1995 – Historiografia
Clássica do Cinema Brasileiro – Jean-Claude Bernardet
Há vários
motivos para esse Historiografia não figurar numa lista
de "12+": trata-se de um estudo fragmentário, um degrau
mais do que uma escada, e acima de tudo por colocar mais pontos de interrogação
do que resolvê-los. Mas essa Historiografia supera tudo isso
porque conseguiu ser o único livro dessa década a parecer
com a época em que viveu. Esse livro de Bernardet tenta voltar
às fontes básicas de referência sobre a história
do cinema brasileiro – sobretudo Alex Viany e Paulo Emílio Salles
Gomes – para mostrar como se criou o mito do nascimento e da "bela
época" do cinema brasileiro, e a que tipo de ideologia respondia
essa necessidade de mi(s)tificar. Em outros ensaios, analisa o nascimento
da figura do intelectual como personagem dentro do cinema novo e, por
fim, analisa como o cinema brasileiro dos anos 80 encara a televisão,
com ressentimento e, por vezes, até com ignorância. A ênfase
do livro todo, porém, é clara: os anos 60 criaram certos
mitos de cinema que precisam ser revistos ou, então, padeceremos.

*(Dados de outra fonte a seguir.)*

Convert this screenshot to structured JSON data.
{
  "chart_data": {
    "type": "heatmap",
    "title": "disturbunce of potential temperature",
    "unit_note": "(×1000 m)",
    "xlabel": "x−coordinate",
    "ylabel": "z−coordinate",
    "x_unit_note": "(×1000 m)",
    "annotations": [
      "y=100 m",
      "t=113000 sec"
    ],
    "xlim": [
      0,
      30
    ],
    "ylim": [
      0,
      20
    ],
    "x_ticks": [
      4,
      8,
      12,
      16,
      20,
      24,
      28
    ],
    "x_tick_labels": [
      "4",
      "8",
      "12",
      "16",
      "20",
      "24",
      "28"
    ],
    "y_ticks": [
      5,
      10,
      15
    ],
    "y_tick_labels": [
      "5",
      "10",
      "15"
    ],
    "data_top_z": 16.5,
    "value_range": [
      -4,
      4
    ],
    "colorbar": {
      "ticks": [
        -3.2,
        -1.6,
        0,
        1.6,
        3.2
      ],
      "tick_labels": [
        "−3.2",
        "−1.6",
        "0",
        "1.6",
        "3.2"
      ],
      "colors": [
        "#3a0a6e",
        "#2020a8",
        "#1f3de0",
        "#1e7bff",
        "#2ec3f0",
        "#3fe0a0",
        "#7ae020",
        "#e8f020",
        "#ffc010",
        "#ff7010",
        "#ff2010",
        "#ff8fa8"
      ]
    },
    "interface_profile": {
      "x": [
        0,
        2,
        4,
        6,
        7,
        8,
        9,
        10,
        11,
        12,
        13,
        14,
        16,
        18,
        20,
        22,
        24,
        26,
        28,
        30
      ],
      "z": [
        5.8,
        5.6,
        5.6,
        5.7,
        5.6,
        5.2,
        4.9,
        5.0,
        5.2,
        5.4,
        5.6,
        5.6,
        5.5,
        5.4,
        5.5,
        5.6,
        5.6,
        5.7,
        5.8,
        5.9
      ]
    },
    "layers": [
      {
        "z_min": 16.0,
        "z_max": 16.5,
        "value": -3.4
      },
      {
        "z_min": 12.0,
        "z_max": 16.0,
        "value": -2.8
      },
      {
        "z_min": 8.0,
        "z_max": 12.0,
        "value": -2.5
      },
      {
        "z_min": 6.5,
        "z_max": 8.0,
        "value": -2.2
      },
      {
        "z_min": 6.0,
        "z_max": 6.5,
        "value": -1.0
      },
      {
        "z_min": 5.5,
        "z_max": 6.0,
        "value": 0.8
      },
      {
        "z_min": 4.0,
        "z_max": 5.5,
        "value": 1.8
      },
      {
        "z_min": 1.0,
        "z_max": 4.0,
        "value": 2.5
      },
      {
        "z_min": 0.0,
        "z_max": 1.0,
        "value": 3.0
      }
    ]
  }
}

O único livro dos anos 90 a dar conta da necessidade de um novo
cinema, de uma nova crítica, de uma nova pesquisa.
2000 – Enciclopédia
do Cinema Brasileiro – Fernão Ramos e Luiz Felipe Miranda (organizadores)
Ainda que o
cinema brasileiro não seja um terreno tão desconhecido (ou
não: o sentimento é de quanto mais se descobre mais se ignora,
tantos são os tesouros escondidos e inacessíveis. Nunca
perca sua curiosidade, já dizia Ezra Pound.) e ocupe um lugar razoável
no interesse dos críticos mais esclarecidos, nem por isso existia
um livro de referência mais completo – ao menos até bem pouco
tempo atrás. Havia a já comentada História do
Cinema Brasileiro, havia também o Dicionário de Cineastas
Brasileiros (também organizado por L. F. Miranda), mas só
com a recente publicação (após 4 anos de pesquisas)
da Enciclopédia do Cinema Brasileiro podemos dizer que o
filão ganhou uma obra a altura da diversidade histórica
do cinema nacional: são 700 verbetes divididos por quase 600 páginas,
mais um valioso álbum de fotografias. Espera-se que o lançamento
da Enciclopédia venha ser também um símbolo
de uma nova onda (as coisas se movem em ciclos) de interesse e vitalidade
do cinema nativo – afinal, em um país onde o descaso pelo passado
é enorme, a memória também é ideologia e ação.